Compared with the prior art, the Shuffle method for heterogeneous storage provided by the embodiment of the invention applies the characteristics of the heterogeneous storage to the Shuffle stage, so that the upper layer application can select different storage resources to store data according to the characteristics of load execution; when the Shuffle data is read, the reading sequence is divided into a plurality of stages, and each stage reads the data partition on the same type of storage resource, so that the reading of the Shuffle data is accelerated.

Although the present invention has been described by way of preferred embodiments, the present invention is not limited to the embodiments described herein, and various changes and modifications may be made without departing from the scope of the present invention.

Claims

1. A Shuffle method for heterogeneous storage, wherein a heterogeneous storage device is composed of an SSD and an HDD, the method comprising the steps of:

step 2), writing the Shuffle data into the corresponding resource pool according to the load type; wherein the load types include: the load type with large quantity of data or large occupied time proportion of the Shuffle stage, the load type with small quantity of data or small occupied time proportion of the Shuffle stage and the load type with unknown characteristics of the Shuffle stage;

for the load type with large quantity of the Shuffle stage data or large occupied time proportion, storing the Shuffle data in the SSD of the heterogeneous storage device;

for the load type with small quantity of the Shuffle stage data or small occupied time proportion, storing the Shuffle data in the HDD of the heterogeneous storage device;

for the load type with unknown characteristics of the Shuffle stage, the Shuffle data is stored in the heterogeneous storage device in a polling mode, and the Shuffle data is read from the SSD and then from the HDD in a sequential and segmented reading mode, or the Shuffle data is read from the HDD and then from the SSD.

2. The Shuffle method for heterogeneous storage according to claim 1, wherein said step 1) said resource pool is a resource pool consisting of SSD and a resource pool consisting of HDD.

3. The Shuffle method for heterogeneous storage according to claim 2, wherein for a load type with a large data amount or a large occupied time proportion in a Shuffle phase, the data is stored in a resource pool formed by the SSD.

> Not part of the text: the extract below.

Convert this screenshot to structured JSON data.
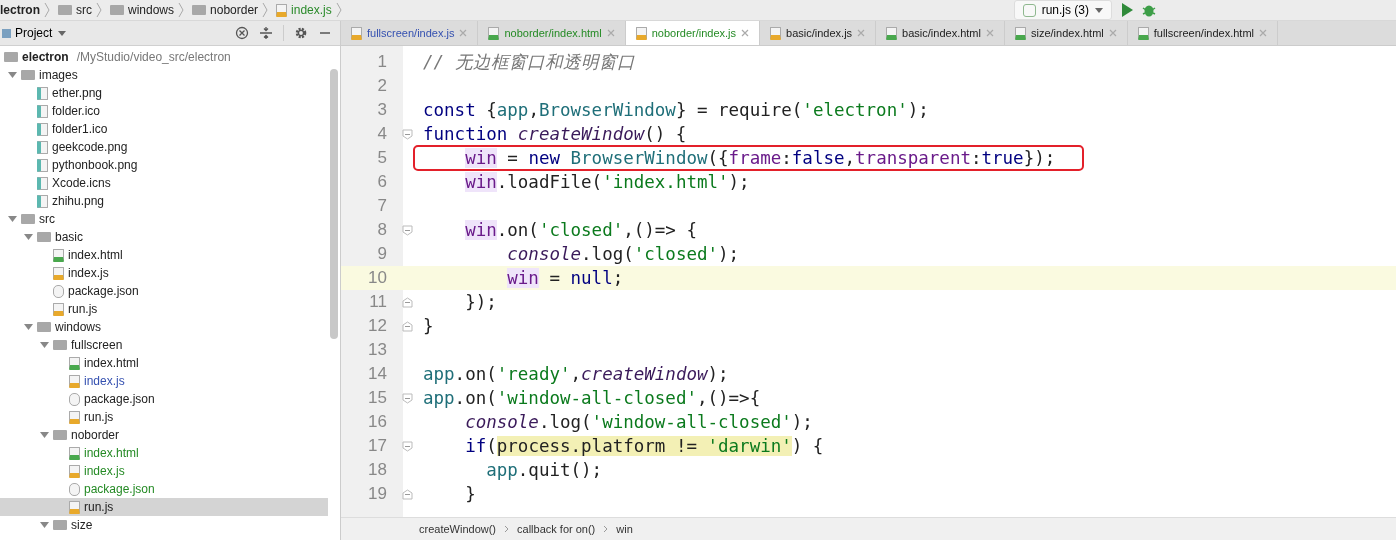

4. The Shuffle method for heterogeneous storage according to claim 2, wherein for a load type with a small data amount or a small occupied time proportion in a Shuffle phase, the data is stored in a resource pool formed by the HDDs.

5. The Shuffle method for heterogeneous storage according to claim 3 or 4, wherein Shuffle data is read in a manner of directly reading from a corresponding resource pool.

6. A MapReduce programming method comprising the Shuffle method for heterogeneous storage according to any one of claims 1 to 5.

7. A computer system comprising a memory, a processor and a computer program stored on the memory and executable on the processor, wherein the processor performs the steps of claim 6 when executing the program.

8. A computer-readable storage medium comprising a computer program stored on the readable storage medium, wherein the program performs the steps of claim 6.